Certainly the earth and mountains and hills are parts of the world, and the sea is rolled round in the midst of them like a girdle, and fire also and water, and night and day must be parts of the same nature of the world. These things I suppose to indicate directly the visible world, unless I am somewhat mistaken, and to show us the universe made up of various parts. He says at all events:

‘For in Zeus’ mighty body these all lie.’

And what ‘these all’ are, he clearly states:

‘Fire, water, earth, and ether, night and day. His head and beauteous face the radiant heaven Reveals, and round him float in shining waves The golden tresses of the twinkling stars.’

In the verses that follow these, he adds the statement that the mind of Zeus is the ether and nothing else, in agreement with the Stoics, who assert that the element of fire and heat is the ruling principle of the world, and that god is a body, and the Creator himself nothing else than the force of fire. For in this same sense I think it is said in the verses:

‘His mind immortal ether, sovereign truth, Hears and considers all.’

Wherein without any concealment he supposed the world to be a great animal, and calling it Zeus, he represented the ether as his mind, and the remaining parts of the world as his body.

Such is found to be the Zeus depicted by the verses.

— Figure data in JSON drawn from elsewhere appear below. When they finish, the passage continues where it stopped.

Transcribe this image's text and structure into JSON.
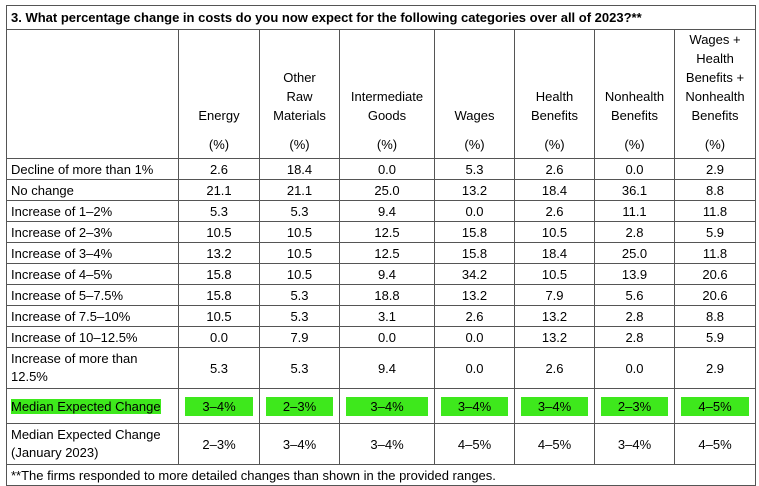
{
  "title": "3. What percentage change in costs do you now expect for the following categories over all of 2023?**",
  "columns": [
    {
      "lines": [
        "Energy"
      ],
      "unit": "(%)"
    },
    {
      "lines": [
        "Other",
        "Raw",
        "Materials"
      ],
      "unit": "(%)"
    },
    {
      "lines": [
        "Intermediate",
        "Goods"
      ],
      "unit": "(%)"
    },
    {
      "lines": [
        "Wages"
      ],
      "unit": "(%)"
    },
    {
      "lines": [
        "Health",
        "Benefits"
      ],
      "unit": "(%)"
    },
    {
      "lines": [
        "Nonhealth",
        "Benefits"
      ],
      "unit": "(%)"
    },
    {
      "lines": [
        "Wages +",
        "Health",
        "Benefits +",
        "Nonhealth",
        "Benefits"
      ],
      "unit": "(%)"
    }
  ],
  "rows": [
    {
      "label": "Decline of more than 1%",
      "values": [
        "2.6",
        "18.4",
        "0.0",
        "5.3",
        "2.6",
        "0.0",
        "2.9"
      ]
    },
    {
      "label": "No change",
      "values": [
        "21.1",
        "21.1",
        "25.0",
        "13.2",
        "18.4",
        "36.1",
        "8.8"
      ]
    },
    {
      "label": "Increase of 1–2%",
      "values": [
        "5.3",
        "5.3",
        "9.4",
        "0.0",
        "2.6",
        "11.1",
        "11.8"
      ]
    },
    {
      "label": "Increase of 2–3%",
      "values": [
        "10.5",
        "10.5",
        "12.5",
        "15.8",
        "10.5",
        "2.8",
        "5.9"
      ]
    },
    {
      "label": "Increase of 3–4%",
      "values": [
        "13.2",
        "10.5",
        "12.5",
        "15.8",
        "18.4",
        "25.0",
        "11.8"
      ]
    },
    {
      "label": "Increase of 4–5%",
      "values": [
        "15.8",
        "10.5",
        "9.4",
        "34.2",
        "10.5",
        "13.9",
        "20.6"
      ]
    },
    {
      "label": "Increase of 5–7.5%",
      "values": [
        "15.8",
        "5.3",
        "18.8",
        "13.2",
        "7.9",
        "5.6",
        "20.6"
      ]
    },
    {
      "label": "Increase of 7.5–10%",
      "values": [
        "10.5",
        "5.3",
        "3.1",
        "2.6",
        "13.2",
        "2.8",
        "8.8"
      ]
    },
    {
      "label": "Increase of 10–12.5%",
      "values": [
        "0.0",
        "7.9",
        "0.0",
        "0.0",
        "13.2",
        "2.8",
        "5.9"
      ]
    },
    {
      "label": "Increase of more than 12.5%",
      "values": [
        "5.3",
        "5.3",
        "9.4",
        "0.0",
        "2.6",
        "0.0",
        "2.9"
      ]
    }
  ],
  "median": {
    "label": "Median Expected Change",
    "values": [
      "3–4%",
      "2–3%",
      "3–4%",
      "3–4%",
      "3–4%",
      "2–3%",
      "4–5%"
    ]
  },
  "median_jan": {
    "label": "Median Expected Change (January 2023)",
    "values": [
      "2–3%",
      "3–4%",
      "3–4%",
      "4–5%",
      "4–5%",
      "3–4%",
      "4–5%"
    ]
  },
  "footnote": "**The firms responded to more detailed changes than shown in the provided ranges.",
  "colors": {
    "highlight": "#3ee81c",
    "border": "#555555"
  }
}
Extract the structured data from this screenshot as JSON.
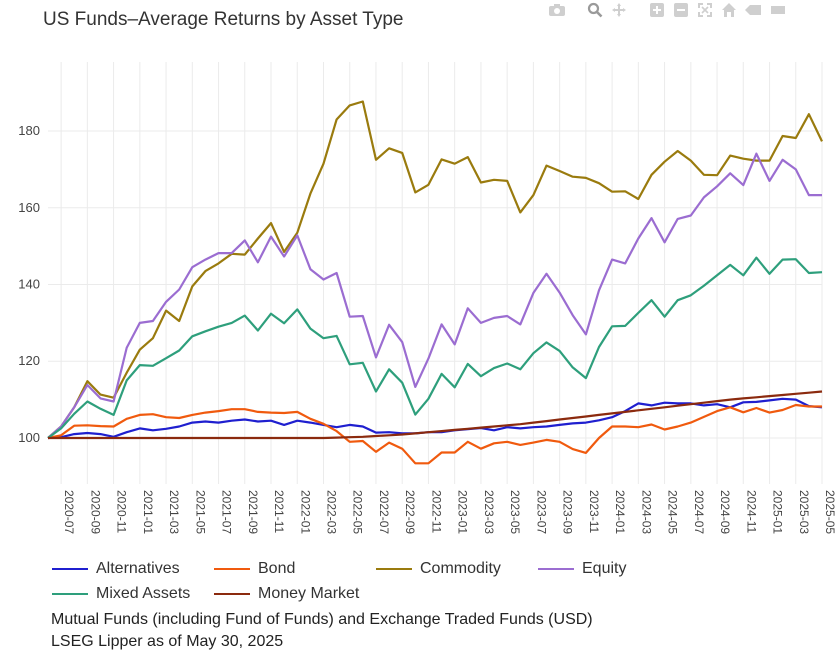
{
  "title": "US Funds–Average Returns by Asset Type",
  "modebar": {
    "icons": [
      "camera-icon",
      "zoom-icon",
      "pan-icon",
      "zoom-in-icon",
      "zoom-out-icon",
      "autoscale-icon",
      "home-icon",
      "spike-lines-icon",
      "hover-closest-icon",
      "hover-compare-icon"
    ]
  },
  "footer": {
    "line1": "Mutual Funds (including Fund of Funds) and Exchange Traded Funds (USD)",
    "line2": "LSEG Lipper as of May 30, 2025"
  },
  "chart_data": {
    "type": "line",
    "title": "US Funds–Average Returns by Asset Type",
    "xlabel": "",
    "ylabel": "",
    "ylim": [
      88,
      198
    ],
    "yticks": [
      100,
      120,
      140,
      160,
      180
    ],
    "grid": true,
    "legend_position": "bottom",
    "x": [
      "2020-06",
      "2020-07",
      "2020-08",
      "2020-09",
      "2020-10",
      "2020-11",
      "2020-12",
      "2021-01",
      "2021-02",
      "2021-03",
      "2021-04",
      "2021-05",
      "2021-06",
      "2021-07",
      "2021-08",
      "2021-09",
      "2021-10",
      "2021-11",
      "2021-12",
      "2022-01",
      "2022-02",
      "2022-03",
      "2022-04",
      "2022-05",
      "2022-06",
      "2022-07",
      "2022-08",
      "2022-09",
      "2022-10",
      "2022-11",
      "2022-12",
      "2023-01",
      "2023-02",
      "2023-03",
      "2023-04",
      "2023-05",
      "2023-06",
      "2023-07",
      "2023-08",
      "2023-09",
      "2023-10",
      "2023-11",
      "2023-12",
      "2024-01",
      "2024-02",
      "2024-03",
      "2024-04",
      "2024-05",
      "2024-06",
      "2024-07",
      "2024-08",
      "2024-09",
      "2024-10",
      "2024-11",
      "2024-12",
      "2025-01",
      "2025-02",
      "2025-03",
      "2025-04",
      "2025-05"
    ],
    "xticks": [
      "2020-07",
      "2020-09",
      "2020-11",
      "2021-01",
      "2021-03",
      "2021-05",
      "2021-07",
      "2021-09",
      "2021-11",
      "2022-01",
      "2022-03",
      "2022-05",
      "2022-07",
      "2022-09",
      "2022-11",
      "2023-01",
      "2023-03",
      "2023-05",
      "2023-07",
      "2023-09",
      "2023-11",
      "2024-01",
      "2024-03",
      "2024-05",
      "2024-07",
      "2024-09",
      "2024-11",
      "2025-01",
      "2025-03",
      "2025-05"
    ],
    "series": [
      {
        "name": "Alternatives",
        "color": "#1f1fcf",
        "values": [
          100,
          100.2,
          101,
          101.3,
          101,
          100.3,
          101.5,
          102.5,
          102,
          102.4,
          103,
          104,
          104.3,
          104,
          104.5,
          104.8,
          104.3,
          104.5,
          103.4,
          104.5,
          104,
          103.4,
          102.8,
          103.4,
          103,
          101.4,
          101.5,
          101.2,
          101.2,
          101.5,
          101.5,
          102,
          102.3,
          102.6,
          102,
          102.8,
          102.5,
          102.8,
          103,
          103.4,
          103.8,
          104,
          104.6,
          105.4,
          107,
          109,
          108.5,
          109.2,
          109,
          109,
          108.5,
          108.8,
          108,
          109.3,
          109.4,
          109.8,
          110.2,
          110,
          108.3,
          108
        ]
      },
      {
        "name": "Bond",
        "color": "#f05a0e",
        "values": [
          100,
          100.7,
          103.2,
          103.3,
          103.1,
          103,
          105,
          106,
          106.2,
          105.4,
          105.2,
          106,
          106.6,
          107,
          107.5,
          107.5,
          106.8,
          106.6,
          106.5,
          106.8,
          105,
          103.7,
          101.8,
          99,
          99.2,
          96.4,
          98.8,
          97.2,
          93.4,
          93.4,
          96.2,
          96.2,
          99,
          97.2,
          98.6,
          99,
          98.2,
          98.8,
          99.5,
          99,
          97.1,
          96.1,
          100,
          103,
          103,
          102.8,
          103.5,
          102.2,
          103,
          104,
          105.5,
          107,
          108,
          106.7,
          107.8,
          106.6,
          107.3,
          108.6,
          108.2,
          108.2
        ]
      },
      {
        "name": "Commodity",
        "color": "#9a7b0e",
        "values": [
          100,
          103,
          108,
          114.8,
          111.3,
          110.5,
          117,
          123,
          126,
          133.2,
          130.5,
          139.5,
          143.5,
          145.5,
          148,
          147.8,
          152,
          156,
          148.5,
          153.5,
          163.7,
          171.5,
          183,
          186.7,
          187.7,
          172.5,
          175.5,
          174.3,
          164,
          166,
          172.6,
          171.5,
          173.2,
          166.6,
          167.3,
          167,
          158.8,
          163.3,
          171,
          169.6,
          168.1,
          167.8,
          166.4,
          164.2,
          164.3,
          162.3,
          168.6,
          172,
          174.8,
          172.3,
          168.6,
          168.5,
          173.6,
          172.8,
          172.3,
          172.3,
          178.7,
          178.2,
          184.4,
          177.3
        ]
      },
      {
        "name": "Equity",
        "color": "#9b6dd1",
        "values": [
          100,
          103,
          108,
          113.8,
          110.3,
          109.5,
          123.5,
          130,
          130.5,
          135.5,
          138.7,
          144.5,
          146.5,
          148.2,
          148.2,
          151.5,
          145.8,
          152.5,
          147.3,
          152.8,
          144,
          141.3,
          143,
          131.6,
          131.8,
          121,
          129.5,
          125,
          113.3,
          120.7,
          129.6,
          124.4,
          133.8,
          130,
          131.3,
          131.8,
          129.6,
          137.8,
          142.8,
          137.9,
          132,
          127,
          138.5,
          146.5,
          145.5,
          152,
          157.3,
          151,
          157.1,
          158,
          162.7,
          165.6,
          169,
          165.9,
          174.1,
          167,
          172.5,
          170,
          163.3,
          163.3
        ]
      },
      {
        "name": "Mixed Assets",
        "color": "#2e9f7c",
        "values": [
          100,
          102.5,
          106.3,
          109.5,
          107.6,
          106,
          115,
          119,
          118.8,
          120.8,
          122.8,
          126.5,
          127.8,
          129,
          130,
          131.9,
          128,
          132.4,
          129.9,
          133.5,
          128.5,
          126,
          126.6,
          119.2,
          119.6,
          112.1,
          117.9,
          114.4,
          106.1,
          110.2,
          116.7,
          113.2,
          119.3,
          116.1,
          118.2,
          119.4,
          117.9,
          122.1,
          124.9,
          122.7,
          118.4,
          115.6,
          123.7,
          129.1,
          129.2,
          132.6,
          135.9,
          131.6,
          135.9,
          137.2,
          139.7,
          142.4,
          145.1,
          142.4,
          147,
          142.8,
          146.5,
          146.6,
          143,
          143.2
        ]
      },
      {
        "name": "Money Market",
        "color": "#8b2a0e",
        "values": [
          100,
          100,
          100,
          100,
          100,
          100,
          100,
          100,
          100,
          100,
          100,
          100,
          100,
          100,
          100,
          100,
          100,
          100,
          100,
          100,
          100,
          100,
          100.1,
          100.2,
          100.3,
          100.5,
          100.7,
          100.9,
          101.2,
          101.5,
          101.8,
          102.1,
          102.4,
          102.7,
          103,
          103.3,
          103.6,
          104,
          104.4,
          104.8,
          105.2,
          105.6,
          106,
          106.4,
          106.8,
          107.2,
          107.6,
          108,
          108.4,
          108.8,
          109.2,
          109.6,
          110,
          110.3,
          110.6,
          110.9,
          111.2,
          111.5,
          111.8,
          112.1
        ]
      }
    ]
  }
}
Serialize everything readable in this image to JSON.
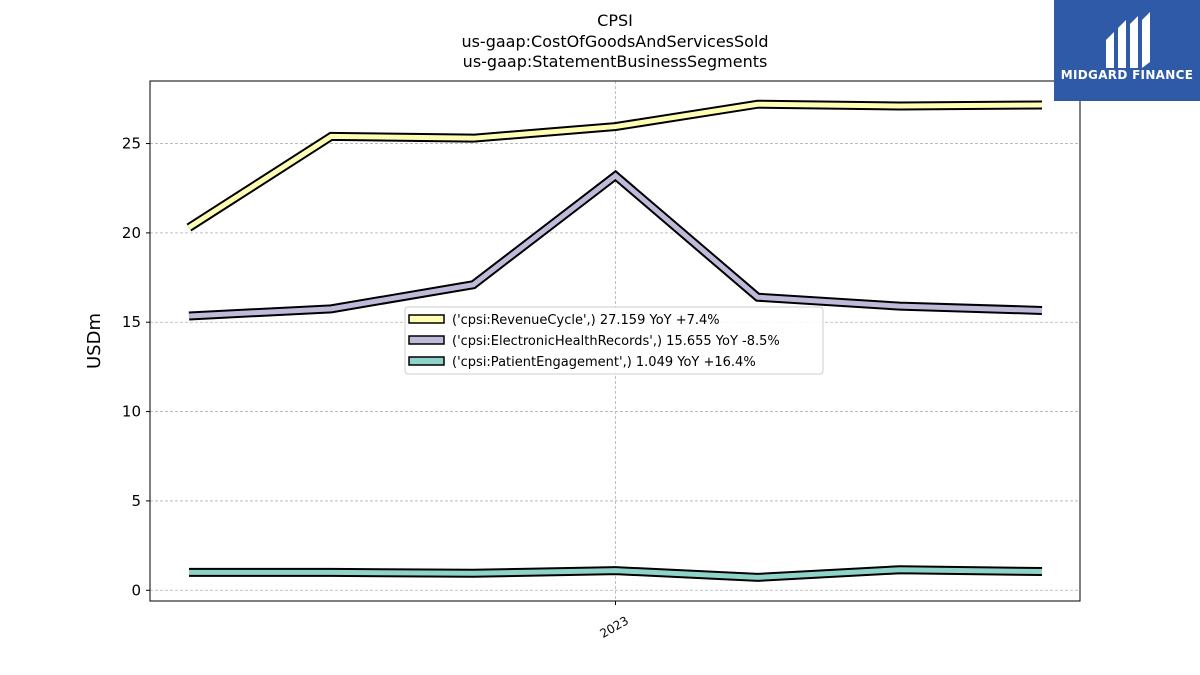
{
  "header": {
    "title_lines": [
      "CPSI",
      "us-gaap:CostOfGoodsAndServicesSold",
      "us-gaap:StatementBusinessSegments"
    ]
  },
  "logo": {
    "text": "MIDGARD FINANCE",
    "color": "#2e5aa8"
  },
  "chart_data": {
    "type": "line",
    "title": "CPSI\nus-gaap:CostOfGoodsAndServicesSold\nus-gaap:StatementBusinessSegments",
    "xlabel": "",
    "ylabel": "USDm",
    "x_ticks": [
      "2023"
    ],
    "y_ticks": [
      0,
      5,
      10,
      15,
      20,
      25
    ],
    "ylim": [
      -0.6,
      28.5
    ],
    "grid": true,
    "legend_position": "center",
    "x_count": 7,
    "series": [
      {
        "name": "('cpsi:RevenueCycle',) 27.159 YoY +7.4%",
        "color": "#ffffb3",
        "values": [
          20.3,
          25.4,
          25.3,
          25.95,
          27.2,
          27.1,
          27.16
        ]
      },
      {
        "name": "('cpsi:ElectronicHealthRecords',) 15.655 YoY -8.5%",
        "color": "#bebada",
        "values": [
          15.35,
          15.75,
          17.1,
          23.2,
          16.4,
          15.9,
          15.66
        ]
      },
      {
        "name": "('cpsi:PatientEngagement',) 1.049 YoY +16.4%",
        "color": "#8dd3c7",
        "values": [
          1.0,
          1.0,
          0.95,
          1.1,
          0.72,
          1.15,
          1.05
        ]
      }
    ]
  }
}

And the interpreter of the poem begins by saying, in accordance with the same, ‘Zeus, therefore, is the whole world, animal of animals, god of gods;’ thus clearly explaining that the Zeus of his theology is shown by the poem to be no other than the visible and sensible world.

Now the doctrine was that of the Egyptians, from whom Orpheus took his theology, and thought that the world was the god composed of many gods who were parts of himself (for they were shown in what goes before to have also deified the parts of the world); and the statements which have been quoted from the verses declared nothing more than this.

But Porphyry after his first interpretation adds another of his own, asserting that the God who is the Maker of the world is this creative mind which has been deified by the poet.

But how could the poet, whether he were the Thracian Orpheus or any one else, deify just this mind, of which he never knew any thing at all, if indeed his theological doctrines came to him from the Egyptians or from the primitive Greeks? For these were proved to have understood nothing ideal or comprised in invisible and incorporeal essence, if Plato’s assurance may suffice us, when in the Cratylushe admits ‘that the first race of men in Greece believed only in these same gods which many of the barbarians believe in now, sun, and moon, and earth, and stars, and heaven.’ [2]

We had also just now Chaeremon as a witness that the Egyptians believed in nothing previous to the visible world, ‘nor in any other gods except the planets’ and other stars, and interpreted all things in reference to the visible parts of the world, ‘and nothing to incorporeal and living beings.’